The publication of the disputed advance purchase agreement for vaccines between the European Commission and AstraZeneca ("AZ") has led to both sides claiming vindication. Each side has partisans providing supportive legal analysis which strongly suggests that the contract itself is flawed, ambiguous and lacking in clarity.
While the news agenda has already moved on, the contract is worthy of a 'contractual interpretation masterclass' of its own.
With so much legal analysis and stipulation thrown into the fray, it would be useful to take a pause to assess the grounds of the dispute, the context in which it is being fought and how it is likely to progress.
The 'best reasonable efforts' clause #1
The reason for the confusion is that there are two provisions in the contract which are inconsistent.
Clause 5.1 states that AZ will use "best reasonable efforts" to manufacture the vaccine doses to be delivered under the contract in the EU (not including the UK, as it had left when the contract was signed last August). A point to note is that this provision does not require AZ to use 'best reasonable efforts' to deliver the vaccines wherever made. The contractual obligation is specifically tied to the manufacture of specific vaccine doses in the EU. It would seem that the Commission would struggle to assert that this provision requires doses to be diverted from the UK (which is definitely not in the EU).
Whether AZ's efforts to create manufacturing capacity in Belgium are sufficient to meet the 'best reasonable efforts' standard is a separate question of fact but it does seem relevant that, according to AZ's press briefings, UK manufacturing capacity was ramped up due to the additional time afforded by signing the UK contract several months earlier.
The 'best reasonable efforts' clause #2
The problem for AZ is that there is a separate and somewhat contradictory provision in the contract dealing with manufacturing sites – clause 5.4. This clause repeats the earlier obligation requiring AZ to use 'best reasonable efforts' to manufacture in the EU, then goes on to say that "for the purposes of that clause" the EU "includes the United Kingdom."

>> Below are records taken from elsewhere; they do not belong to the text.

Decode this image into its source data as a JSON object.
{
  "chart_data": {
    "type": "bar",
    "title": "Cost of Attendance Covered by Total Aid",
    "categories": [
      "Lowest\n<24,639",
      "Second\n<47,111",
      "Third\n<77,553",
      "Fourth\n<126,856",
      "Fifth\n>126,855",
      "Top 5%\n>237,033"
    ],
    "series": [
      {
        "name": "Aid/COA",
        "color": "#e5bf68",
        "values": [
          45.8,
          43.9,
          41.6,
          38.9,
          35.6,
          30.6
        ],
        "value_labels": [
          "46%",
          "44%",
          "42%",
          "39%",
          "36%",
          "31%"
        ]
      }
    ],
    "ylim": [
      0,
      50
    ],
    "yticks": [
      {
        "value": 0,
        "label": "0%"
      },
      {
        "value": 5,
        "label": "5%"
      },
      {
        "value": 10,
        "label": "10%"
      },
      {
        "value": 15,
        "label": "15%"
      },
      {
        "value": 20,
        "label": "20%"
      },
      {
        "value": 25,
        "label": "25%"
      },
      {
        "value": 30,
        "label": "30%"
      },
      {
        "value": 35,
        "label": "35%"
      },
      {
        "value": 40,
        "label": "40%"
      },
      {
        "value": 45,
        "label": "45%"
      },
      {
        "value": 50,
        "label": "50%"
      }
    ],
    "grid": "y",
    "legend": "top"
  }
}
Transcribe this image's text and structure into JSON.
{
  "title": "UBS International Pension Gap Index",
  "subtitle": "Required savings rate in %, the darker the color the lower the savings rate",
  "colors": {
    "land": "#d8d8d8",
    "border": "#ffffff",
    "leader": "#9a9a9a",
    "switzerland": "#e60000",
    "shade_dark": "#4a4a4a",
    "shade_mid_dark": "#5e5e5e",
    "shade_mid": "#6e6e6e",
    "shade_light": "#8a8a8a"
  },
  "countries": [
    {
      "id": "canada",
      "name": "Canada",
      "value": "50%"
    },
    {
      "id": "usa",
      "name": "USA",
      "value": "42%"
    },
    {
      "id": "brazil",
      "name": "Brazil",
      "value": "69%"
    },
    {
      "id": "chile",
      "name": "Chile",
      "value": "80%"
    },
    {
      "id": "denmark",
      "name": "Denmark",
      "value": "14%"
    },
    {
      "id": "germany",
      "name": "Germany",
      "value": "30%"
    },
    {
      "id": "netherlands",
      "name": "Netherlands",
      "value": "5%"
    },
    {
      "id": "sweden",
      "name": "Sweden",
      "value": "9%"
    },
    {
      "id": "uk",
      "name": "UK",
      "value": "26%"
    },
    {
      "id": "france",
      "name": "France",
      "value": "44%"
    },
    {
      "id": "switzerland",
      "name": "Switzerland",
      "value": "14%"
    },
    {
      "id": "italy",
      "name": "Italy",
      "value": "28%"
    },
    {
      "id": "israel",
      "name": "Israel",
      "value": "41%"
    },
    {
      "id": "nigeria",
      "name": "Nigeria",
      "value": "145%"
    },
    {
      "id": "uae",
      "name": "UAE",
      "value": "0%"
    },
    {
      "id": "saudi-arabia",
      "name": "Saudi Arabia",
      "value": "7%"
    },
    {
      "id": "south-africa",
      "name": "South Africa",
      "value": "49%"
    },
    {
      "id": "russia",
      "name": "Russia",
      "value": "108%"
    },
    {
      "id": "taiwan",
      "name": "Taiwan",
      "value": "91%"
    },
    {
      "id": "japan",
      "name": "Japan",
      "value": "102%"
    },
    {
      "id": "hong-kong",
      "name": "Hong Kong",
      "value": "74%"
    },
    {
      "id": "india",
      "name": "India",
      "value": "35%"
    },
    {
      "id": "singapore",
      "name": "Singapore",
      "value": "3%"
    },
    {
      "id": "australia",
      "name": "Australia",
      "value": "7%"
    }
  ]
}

That would seem to be a problem for AZ if this is read either as a separate obligation which extends the obligation in 5.1 to use best efforts to manufacture the doses to sites in the UK or if it is read as varying clause 5.1 to include the UK (which is in fairness to AZ contradicted by the text).
The distance between the clauses
One point we have not seen referred to in the analysis published to date is the difference in the subject matter of the two clauses. The first clause refers to the "Initial Europe Doses" – i.e. the actual vials to be delivered to EU Member States under the contract. The second clause refers to the "Vaccine" – i.e. the vaccine in general. This could be a problem for the Commission as AZ could argue that their obligation in relation to the specific doses in dispute is captured by clause 5.1 which only requires manufacture and deliver from EU sites. AZ might argue that clause 5.4 which does refer to the UK deals with manufacturing capacity in general. The Commission would surely argue in response that "Vaccine" must have been intended to refer to the vaccine to be delivered under the contract as there would be no point in including clause 5.4 if it was not intended to deal with manufacture of the doses under the contract.
The EU Commission's position
The Commission's position has been that the 'best reasonable efforts' obligation requires diverting the vaccine which is manufactured in the UK under the earlier contract with the UK Government to the EU, a strict reading of clause 5.1 only requires best reasonable efforts to manufacture in the EU and deliver those doses so manufactured in the EU, so it seems the Commission will have to rely on clause 5.4.
Alternative interpretations
The contract is subject to Belgian law. We can't comment as to whether Belgian law allows the two clauses to be interpreted in such a way as to impose an obligation on AZ to divert supply from the UK. Even if that were the case and a court found against AZ, enforcement and remedies would be another question to be resolved and there would be a possibility of competing judgements from courts in the UK and Belgium.
Some analysis has suggested that the UK contract reserves UK manufacturing capacity for UK deliveries, and that, as the UK contract was signed first it takes priority legally. Unless a contract specifically states that an earlier contract takes priority that is not relevant to whether the later contract has been breached. Each agreement should be looked at independently. If AZ has entered into two contracts which are contradictory then it may face the choice of having to breach one or both of the contracts. The EU contract which has been published does not refer specifically to the obligations under the UK contract.
There is a clause under which AZ agrees that it is not under any contractual obligation with any other party in relation to the "Initial Europe Doses" which is inconsistent with its agreement with the Commission. Our own view is that the existence of the UK contract when this agreement was entered into would not represent a breach by AZ if a literal reading of clause 5.1 and 5.4 is applied, because according to clause 5.1 the "Initial Europe Doses" are to be manufactured in the EU, and it is just the wider manufacturing capacity for the vaccine which includes the UK.
This analysis does take a relatively direct approach to the text of the clauses, which is often the right approach in common-law based legal systems, but a Belgian court in the civil law tradition may not be tied to such a literal interpretation of the relevant sections.
Any litigation will take time to be resolved and in the meantime we must all hope that manufacturing capacity in the EU is expanded quickly enough to make the dispute an issue of damages only.